- Born: August 12, 1938 Takoma Park, Maryland, United States
- Education: M.A. in History, University of Connecticut Ph.D. in Anthropology Brandeis University
- Alma mater: Duke University University of Connecticut Brandeis University
- Occupation: Anthropologist

= Joanna Overing =

American anthropologist

Joanna Overing (born August 12, 1938 in Takoma Park, Maryland) is an American anthropologist based in Scotland. She has conducted research on egalitarianism, indigenous cosmology, philosophical anthropology, aesthetics, the ludic and linguistics through fieldwork in Amazonia. She has extensively studied indigenous Piaroa people in the Orinoco basin of Venezuela.

== Academic career ==
Overing completed her B.A. at Duke University and the University of Connecticut in History, followed by her M.A. in History from the University of Connecticut. She completed her Ph.D. in Anthropology at Brandeis University. She is Professor Emeritus at the University of St Andrews in the Department of Social Anthropology, and a Researcher within the Centre for Amerindian, Latin American and Caribbean Studies. She has previously held posts as Professor and Chair in Social Anthropology at the Department of Social Anthropology, University of St Andrews and Director of Centre of Indigenous American Studies and Exchange (CIASE), as well as teaching positions at Vanderbilt University and the London School of Economics.

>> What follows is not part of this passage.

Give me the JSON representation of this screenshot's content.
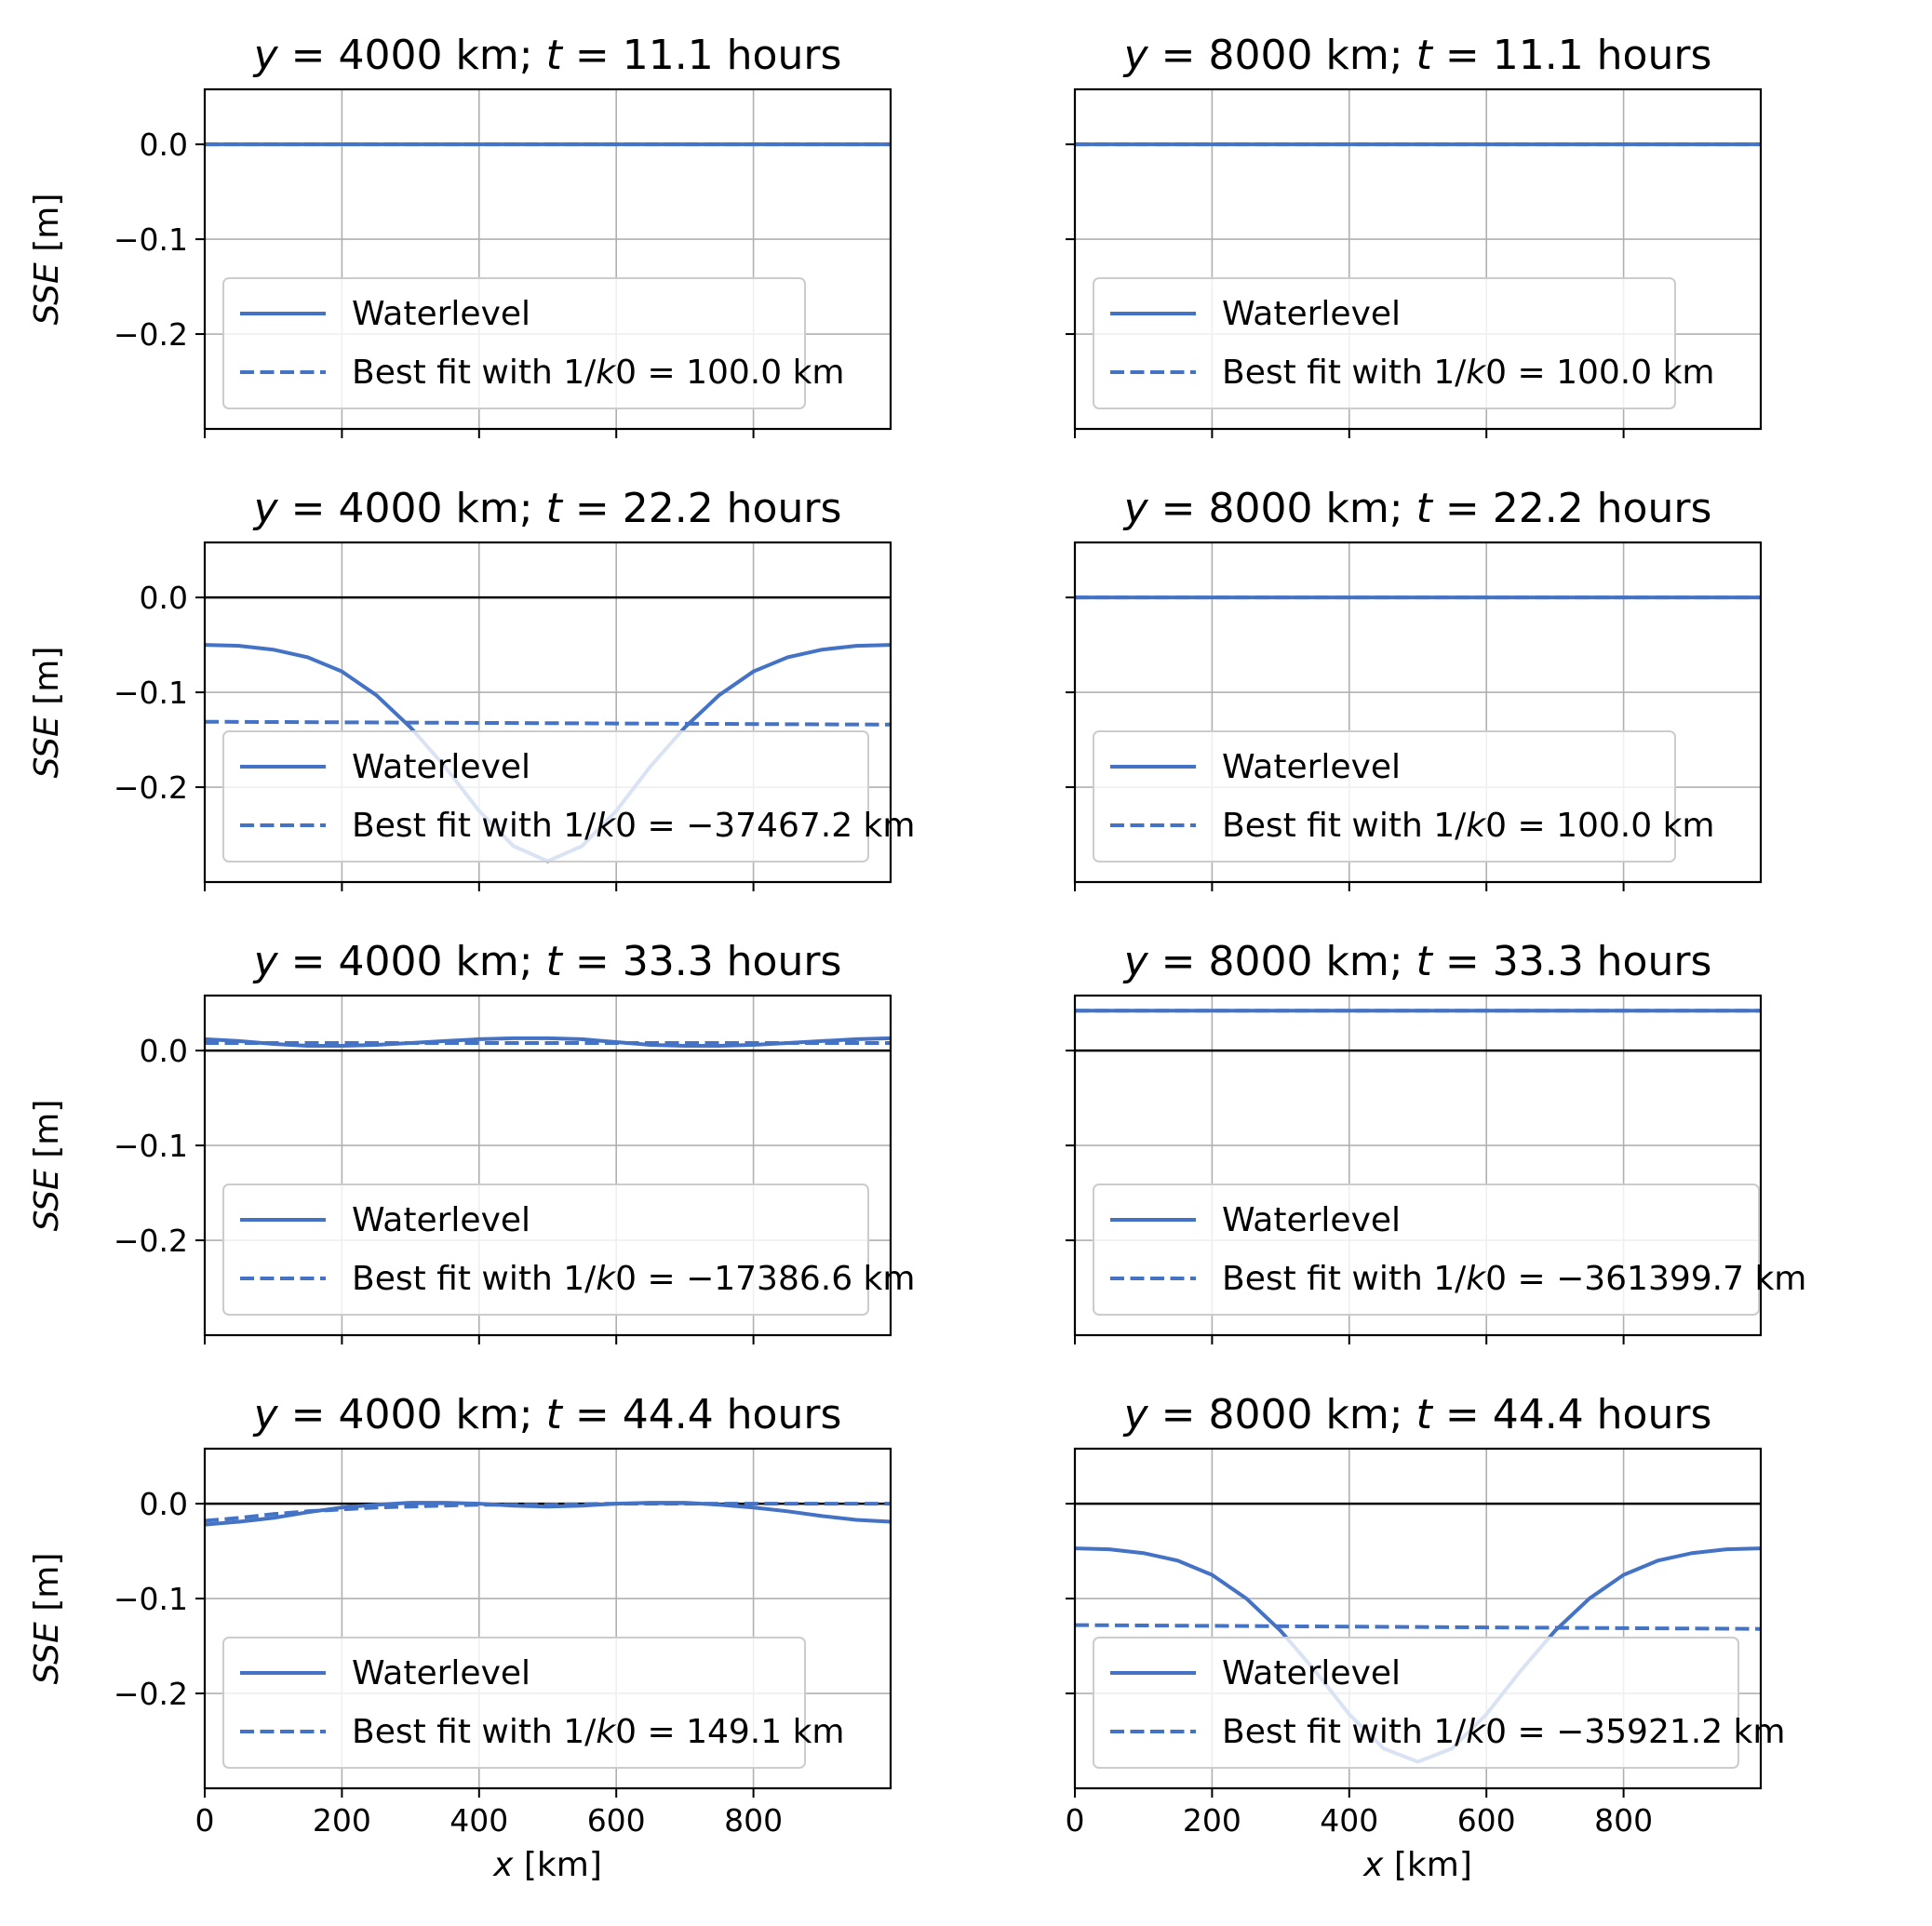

== Influence in Anthropology ==
One of Overing's central interests in Amazonianist anthropology is the relationship between egalitarianism and individualism in Amerindian societies. Anthropologist Harry Walker has written that Overing 'pioneered the study of what she termed the “art of living” or the “aesthetics of everyday life,” showing how the Western distinction between ethics and aesthetics is irrelevant in a world where people strive for beauty in their social relations with others.'

==Selected publication==
=== Books ===
- Overing Kaplan, Joanna (1975). The Piaroa; a people of the Orinoco Basin: A study of kinship and marriage. Oxford: Clarendon Press.
- Overing, Joanna, ed (1985). ASA Monographs: Vol. 24. Reason and Morality. London, New York: Tavistock Publications.
- Overing, Joanna and Nigel Rapport (2000). Social and Cultural Anthropology: The Key Concepts. London, New York: Routledge.
- Overing, Joanna and Alan Passes, eds (2000). The Anthropology of Love and Anger: The Aesthetics of Conviviality in Native Amazonia. London: Routledge. (ISBN 978-0415224185)

=== Articles and Chapters ===
- Overing Kaplan, Joanna (1973). 'Endogamy and the Marriage Alliance: A Note on Continuity in Kindred-Based Groups' in Man 8:4, 555-570.
- Overing Kaplan, Joanna (1981). 'Review: "Amazonian Anthropology"' in Journal of Latin American Studies, 13:1, 151-165.
- Overing, Joanna (1989). 'Personal Autonomy and the Domestication of Self in Piaroa Society' in Acquiring Culture: Cross Cultural Studies in Child Development, 169-192. London: Croom Helm.
- Overing, Joanna (1990). 'The Shaman as a Maker of Worlds: Nelson Goodman in the Amazon' in Man 25: 4, 602-619.
- Overing, Joanna (1997). 'The Role of Myth: An Anthropological Perspective', in G. Hosking and G. Schopflin (eds), Myths and Nationhood, Routledge, London.